Push-ups are difficult for a lot of people. Many of us have to modify the push-up by performing knee push-ups or “girl push-ups.” Unfortunately far too many people believe that this modification will actually make them better at regular push-ups.
But if you only do knee push-ups, you’ll only get better at doing knee push-ups. You are training your body to execute one exercise that varies significantly in position and muscular recruitment from a full push-up.

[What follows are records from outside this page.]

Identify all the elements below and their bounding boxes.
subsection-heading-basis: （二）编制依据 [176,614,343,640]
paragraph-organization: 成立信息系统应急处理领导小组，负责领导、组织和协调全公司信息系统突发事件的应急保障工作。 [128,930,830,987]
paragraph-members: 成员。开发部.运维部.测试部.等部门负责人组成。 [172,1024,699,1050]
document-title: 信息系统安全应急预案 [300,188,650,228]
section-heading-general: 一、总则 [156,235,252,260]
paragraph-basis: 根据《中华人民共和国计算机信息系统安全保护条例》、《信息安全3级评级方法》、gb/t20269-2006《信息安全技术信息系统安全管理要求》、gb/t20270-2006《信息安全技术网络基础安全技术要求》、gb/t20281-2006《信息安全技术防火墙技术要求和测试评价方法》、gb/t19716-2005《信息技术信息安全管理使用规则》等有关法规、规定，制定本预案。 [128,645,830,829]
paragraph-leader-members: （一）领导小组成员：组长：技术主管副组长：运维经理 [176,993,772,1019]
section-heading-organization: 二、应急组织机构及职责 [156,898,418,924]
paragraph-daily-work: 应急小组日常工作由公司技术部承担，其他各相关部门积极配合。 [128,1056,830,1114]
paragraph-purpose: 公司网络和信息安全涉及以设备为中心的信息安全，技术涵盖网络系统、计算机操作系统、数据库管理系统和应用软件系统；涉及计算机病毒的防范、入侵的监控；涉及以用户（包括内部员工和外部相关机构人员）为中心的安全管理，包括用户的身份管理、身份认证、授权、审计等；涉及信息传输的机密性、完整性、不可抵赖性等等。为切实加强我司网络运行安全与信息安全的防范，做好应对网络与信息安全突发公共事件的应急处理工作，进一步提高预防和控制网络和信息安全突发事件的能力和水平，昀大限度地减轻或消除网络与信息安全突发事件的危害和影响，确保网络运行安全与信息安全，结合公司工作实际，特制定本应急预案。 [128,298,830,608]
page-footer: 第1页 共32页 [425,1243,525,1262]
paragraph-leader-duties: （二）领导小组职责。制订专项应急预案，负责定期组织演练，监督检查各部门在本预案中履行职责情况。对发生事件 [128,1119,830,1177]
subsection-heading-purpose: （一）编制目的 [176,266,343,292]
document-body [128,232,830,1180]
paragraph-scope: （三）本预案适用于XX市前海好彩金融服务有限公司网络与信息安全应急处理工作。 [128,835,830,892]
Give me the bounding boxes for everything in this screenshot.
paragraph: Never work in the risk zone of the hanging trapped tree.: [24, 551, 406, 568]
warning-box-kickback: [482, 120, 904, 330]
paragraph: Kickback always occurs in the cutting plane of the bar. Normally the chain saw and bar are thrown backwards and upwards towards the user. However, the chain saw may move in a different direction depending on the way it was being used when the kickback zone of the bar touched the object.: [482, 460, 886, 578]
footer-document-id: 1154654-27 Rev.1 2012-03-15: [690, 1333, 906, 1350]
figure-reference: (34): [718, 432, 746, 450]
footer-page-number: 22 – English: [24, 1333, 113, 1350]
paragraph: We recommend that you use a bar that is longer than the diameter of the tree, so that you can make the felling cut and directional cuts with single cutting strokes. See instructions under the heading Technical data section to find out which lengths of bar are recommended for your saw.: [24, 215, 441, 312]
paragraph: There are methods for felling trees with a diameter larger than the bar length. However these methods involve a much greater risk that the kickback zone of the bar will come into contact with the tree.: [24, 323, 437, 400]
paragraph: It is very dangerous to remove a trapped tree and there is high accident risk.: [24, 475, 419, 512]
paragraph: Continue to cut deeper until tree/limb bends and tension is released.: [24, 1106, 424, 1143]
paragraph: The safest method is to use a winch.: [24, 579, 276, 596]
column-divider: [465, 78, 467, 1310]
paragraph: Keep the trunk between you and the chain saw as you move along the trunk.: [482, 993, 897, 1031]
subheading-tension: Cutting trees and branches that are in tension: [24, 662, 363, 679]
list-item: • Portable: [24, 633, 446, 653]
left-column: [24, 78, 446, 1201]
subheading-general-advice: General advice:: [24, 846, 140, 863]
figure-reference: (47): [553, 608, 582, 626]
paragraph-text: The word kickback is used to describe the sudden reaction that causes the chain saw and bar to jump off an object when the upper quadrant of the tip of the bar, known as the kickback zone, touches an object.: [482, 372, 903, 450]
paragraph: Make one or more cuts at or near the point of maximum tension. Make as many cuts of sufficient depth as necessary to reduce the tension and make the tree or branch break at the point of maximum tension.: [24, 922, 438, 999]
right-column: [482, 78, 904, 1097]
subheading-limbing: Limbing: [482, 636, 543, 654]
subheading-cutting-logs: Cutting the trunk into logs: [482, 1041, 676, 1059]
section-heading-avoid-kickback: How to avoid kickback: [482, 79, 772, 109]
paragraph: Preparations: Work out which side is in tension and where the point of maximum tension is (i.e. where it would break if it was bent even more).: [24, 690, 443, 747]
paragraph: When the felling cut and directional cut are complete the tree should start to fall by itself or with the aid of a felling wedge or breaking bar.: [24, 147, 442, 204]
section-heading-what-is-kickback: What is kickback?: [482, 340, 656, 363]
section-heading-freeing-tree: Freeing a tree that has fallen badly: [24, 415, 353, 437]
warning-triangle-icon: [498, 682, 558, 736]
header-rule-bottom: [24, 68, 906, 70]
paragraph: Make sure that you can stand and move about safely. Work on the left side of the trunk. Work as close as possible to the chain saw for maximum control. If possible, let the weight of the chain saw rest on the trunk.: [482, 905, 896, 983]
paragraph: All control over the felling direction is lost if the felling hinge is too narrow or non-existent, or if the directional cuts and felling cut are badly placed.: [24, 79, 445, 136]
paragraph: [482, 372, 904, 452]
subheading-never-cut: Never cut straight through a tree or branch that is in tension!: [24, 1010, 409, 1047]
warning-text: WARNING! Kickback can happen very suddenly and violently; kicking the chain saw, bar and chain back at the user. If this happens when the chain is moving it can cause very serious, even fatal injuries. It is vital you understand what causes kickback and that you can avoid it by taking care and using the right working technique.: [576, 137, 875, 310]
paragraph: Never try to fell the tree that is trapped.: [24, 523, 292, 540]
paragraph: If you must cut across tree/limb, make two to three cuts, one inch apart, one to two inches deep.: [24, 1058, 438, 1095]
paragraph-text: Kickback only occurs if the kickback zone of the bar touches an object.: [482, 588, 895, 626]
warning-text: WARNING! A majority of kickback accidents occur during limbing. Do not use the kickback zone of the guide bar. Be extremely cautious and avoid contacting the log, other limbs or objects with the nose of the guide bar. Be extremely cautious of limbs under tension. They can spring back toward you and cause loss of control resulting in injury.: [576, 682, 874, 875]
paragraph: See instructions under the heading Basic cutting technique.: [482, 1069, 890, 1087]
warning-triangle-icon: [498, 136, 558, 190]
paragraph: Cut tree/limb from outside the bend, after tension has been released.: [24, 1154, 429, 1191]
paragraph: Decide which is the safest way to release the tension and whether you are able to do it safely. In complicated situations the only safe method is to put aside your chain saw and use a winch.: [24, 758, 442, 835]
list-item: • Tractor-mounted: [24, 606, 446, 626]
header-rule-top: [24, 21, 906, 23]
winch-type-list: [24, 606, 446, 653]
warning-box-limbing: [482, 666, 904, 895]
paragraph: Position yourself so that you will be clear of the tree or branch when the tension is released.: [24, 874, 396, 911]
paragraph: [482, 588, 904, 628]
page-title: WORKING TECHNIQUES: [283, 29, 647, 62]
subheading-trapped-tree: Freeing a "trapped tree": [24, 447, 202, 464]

A full push-up engages the whole body. It works in sync by engaging the muscles in your back, stabilizing your core (especially the lumbar spine) and contracting your glute muscles. Your shoulders are engaged, stable and directly above your wrists. When you descend, your entire body should move together like a plank of wood (with no back sagging), and your elbows will begin to make a 45-degree angle. As you come to the bottom of the movement, your forearms should ideally be vertical to the floor.
A knee push-up is different. You aren’t contracting your glutes or getting any assistance from your legs. And you don’t have to focus as much on stabilizing your spine, because it’s quite difficult to do in this position. Knee push-ups also put undue stress on joints such as the elbows and wrists and aren’t optimally effective at building your chest muscles, which you’ll need to strengthen for full push-ups. And most people don’t have the core strength to perform this move effectively in the first place.
As a personal trainer, I’d recommend performing full push-ups with modifications such as incline or bench pushups instead of opting for knee push-ups. Teach your body to perform in the actual position and engage the correct muscles you’ll need once you eventually build the strength to do a full push-up. As you get stronger you can gradually lower the incline toward the floor.